Mayors in New England, Mott hold on to seats New England Mayor Marty Opdahl defeated longtime city councilman Allen Schmidt in his first bid for re-election, according to city auditor Jason Jung. Opdahl received 131 votes to Schmidt’s 63 and will serve another four-year term.
Troy Mosbrucker also held on to his seat as mayor of Mott. Unofficially, he received 182 votes, according to Hettinger County Auditor Jeri Schmidt.

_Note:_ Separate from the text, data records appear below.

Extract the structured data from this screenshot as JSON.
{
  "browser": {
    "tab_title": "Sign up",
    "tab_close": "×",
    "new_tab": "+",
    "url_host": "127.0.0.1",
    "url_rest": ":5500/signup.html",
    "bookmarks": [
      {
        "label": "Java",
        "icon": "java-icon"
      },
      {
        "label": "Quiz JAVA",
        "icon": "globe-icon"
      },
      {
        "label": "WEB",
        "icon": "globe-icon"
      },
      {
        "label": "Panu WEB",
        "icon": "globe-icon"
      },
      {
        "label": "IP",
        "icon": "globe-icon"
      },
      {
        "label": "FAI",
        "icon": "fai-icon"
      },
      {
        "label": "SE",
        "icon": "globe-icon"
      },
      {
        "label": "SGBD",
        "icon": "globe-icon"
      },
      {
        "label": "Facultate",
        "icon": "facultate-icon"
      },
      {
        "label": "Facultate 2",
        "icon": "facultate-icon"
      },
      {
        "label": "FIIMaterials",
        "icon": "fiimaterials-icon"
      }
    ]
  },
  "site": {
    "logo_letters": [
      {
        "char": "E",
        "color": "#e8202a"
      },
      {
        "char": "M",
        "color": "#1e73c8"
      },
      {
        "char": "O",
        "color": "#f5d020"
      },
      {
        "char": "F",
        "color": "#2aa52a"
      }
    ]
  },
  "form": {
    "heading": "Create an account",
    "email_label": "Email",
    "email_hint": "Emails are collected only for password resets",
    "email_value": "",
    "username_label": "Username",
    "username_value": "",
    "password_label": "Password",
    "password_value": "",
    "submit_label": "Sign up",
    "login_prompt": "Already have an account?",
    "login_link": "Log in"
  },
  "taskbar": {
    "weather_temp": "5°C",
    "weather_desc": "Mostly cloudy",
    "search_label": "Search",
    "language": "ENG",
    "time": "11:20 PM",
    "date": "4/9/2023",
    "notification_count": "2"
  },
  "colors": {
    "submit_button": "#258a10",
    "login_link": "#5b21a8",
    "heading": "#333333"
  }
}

Ted Hardmeyer, who ran as a write-in candidate, received 98 votes.
Two newcomers elected to Bowman City Commission Darren Limesand and Darrell West each won a seat on the Bowman City Commission, defeating incumbent Grace Rea and challenger Judson Seaman.
Both Limesand, a banker, and West, an EMT, will be newcomers to the commission.
Limesand received 250 votes and West had 173. Rea received 142 votes and Seaman 115.
“I’m excited to be able to get on the board and hopefully I will do a good job and continue to help the city move forward,” Limesand said.
Olson, Nasset take South Heart Public School Board seats The current board member for South Heart Public School will keep his position
Jesse Olson took almost 30 percent of the votes, reclaiming his spot on the board. Jessica Nasset will join him, claiming more than 25 percent.
The race was one of the most contested in the region — six candidates campaigned for two spots. Shannon Binstock was second with 38 votes, Troy Hoff and Leon Keator took 37 votes and Mary Hodell was last with 27.
Three seats on Dickinson school board filled Dickinson School Board members Jason Hanson and Tanya Rude were re-elected Tuesday; a third seat went to first-time member Sarah Ricks.
Hanson received 35 percent of votes; Rude received almost 32 percent.
Ricks was elected with almost 33 percent of the votes. She will replace Morton Krieg, whose term expires this year.
Two new members elected to Dickinson Park Board Scott Karsky and Tim Daniel were elected to the Dickinson Park Board alongside incumbent Scott Kovash Tuesday.
Karsky, with 34 percent of the votes, and Daniel, with 32 percent, will replace outgoing members Mike Lefor and Kelly Cooper.
Kovash received 33 percent of the votes.
Beach City Commission races tight The Beach City Commission race was one of the most tightly contested of the day.
With three seats and four candidates, the third and final seat came down to just four votes.
Henry Gerving (152 votes) and Dell Beach (146) earned spots on the commission while Timothy Marman (102) edged Paul Lautenschlager (98) for the third seat.
Kevin Candrian earned the most votes of three candidates vying for two spots on the Killdeer City Commission. However, Anita Mjolhus edged Matthew Hegstad by 11 votes for the second spot. Mjolhus had 121 votes and Hegstad received 110.
Koleen Hoff led three candidates vying for two seats on the Richardton City Commission with 84 votes. Joshua Reisenauer had 49 votes to beat Daniel Pladson by 11 votes for the second seat.
In other election news: - The city of Beach voted 146 to 44 to maintain an additional 1 percent sales tax.
- Scranton residents have voted in support of the city council taking over the city’s Park Board, which will dissolve. The measure, on the city’s primary election ballot, passed 54 votes to eight.